Regulatory changes combined with the mass adoption of the internet and smart technology will drive the sector’s growth, a report by the management consultancy said.
“The FinTech sector in the GCC is expected to be valued at $3.45 billion by 2026 as a direct result of a boom in growth rates for digital payments and digital remittances,” said Bhavya Kumar, managing director and partner at BCG.
“As regulators relax barriers to entry, new companies and established players are looking to capitalise on the demands of a young and highly connected population that wants convenient, on-demand access to their finances and is keenly aware of what to expect in terms of sophisticated user experiences.”
Often referred to as challenger banks, neobanks are financial service providers that operate online only and have no physical presence.
They offer digital, mobile-first financial solutions for specific services long associated with traditional institutions such as retail banks, payment providers and international wire services, BCG said.
Neobanks are increasingly popular among Generation Z, as they serve their needs better than traditional banks.
FinTech start-ups first emerged after the 2007-2009 global financial crisis. The ensuing shake-up of banking regulations and the rise of new technology have enabled neobanks to disrupt the market with consumer-friendly services such as shorter account opening times, faster peer-to-peer transfers, credit building and payday loans.
Some traditional financial institutions have responded to the neobank challenge, including in the Middle East.
Banks such as Abu Dhabi Commercial Bank, Emirates NBD and Mashreq were quick to launch digital operations with Hayyak, Liv and Mashreq Neo, respectively.
There are at least 333 neobanks worldwide, including start-ups and digital-only operations by legacy players, a tracker by The Financial Brand publication showed.

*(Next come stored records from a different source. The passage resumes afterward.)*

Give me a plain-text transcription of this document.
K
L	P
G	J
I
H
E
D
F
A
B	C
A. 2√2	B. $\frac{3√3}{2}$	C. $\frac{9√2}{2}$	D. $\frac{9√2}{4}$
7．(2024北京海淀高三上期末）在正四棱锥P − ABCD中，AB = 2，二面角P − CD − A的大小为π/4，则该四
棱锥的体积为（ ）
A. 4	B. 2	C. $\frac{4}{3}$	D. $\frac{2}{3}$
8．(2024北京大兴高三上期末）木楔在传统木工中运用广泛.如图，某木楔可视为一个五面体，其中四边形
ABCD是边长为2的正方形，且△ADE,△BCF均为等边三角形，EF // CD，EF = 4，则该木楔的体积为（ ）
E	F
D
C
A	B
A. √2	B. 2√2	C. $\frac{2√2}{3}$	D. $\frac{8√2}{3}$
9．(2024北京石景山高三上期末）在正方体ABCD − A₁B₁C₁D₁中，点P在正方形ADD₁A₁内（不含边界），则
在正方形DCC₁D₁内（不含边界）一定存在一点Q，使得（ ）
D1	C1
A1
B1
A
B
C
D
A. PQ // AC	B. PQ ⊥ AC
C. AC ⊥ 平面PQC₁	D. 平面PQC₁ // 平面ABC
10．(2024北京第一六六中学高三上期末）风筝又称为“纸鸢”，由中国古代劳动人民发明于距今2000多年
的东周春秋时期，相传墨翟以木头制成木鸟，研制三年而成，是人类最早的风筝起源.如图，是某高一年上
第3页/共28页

There has been a more than 200 per cent increase in the number of neobanks since 2015, according to BCG’s FinTech Control Tower report.
The growth of these institutions is spurred by the need for on-demand and easy-to-access financial solutions sought by a young and increasingly digitally savvy demographic, BCG said.
“Traits that have often defined success for neobanks include digital and mobile-centric services, great user experiences, a lean and agile technology-first culture, and building brands that users have an emotional connection with,” the report said.
More than half of the GCC’s population is under 30. The region has one of the highest connectivity rates in the world, with more than 90 per cent of its population connected to the internet, far surpassing the global average of 51.4 per cent, according to the research.
It is expected that about two thirds of the GCC’s population will have 5G connections by 2026.
This combination makes the region ripe for FinTech and neobanks to hasten their growth, the report said.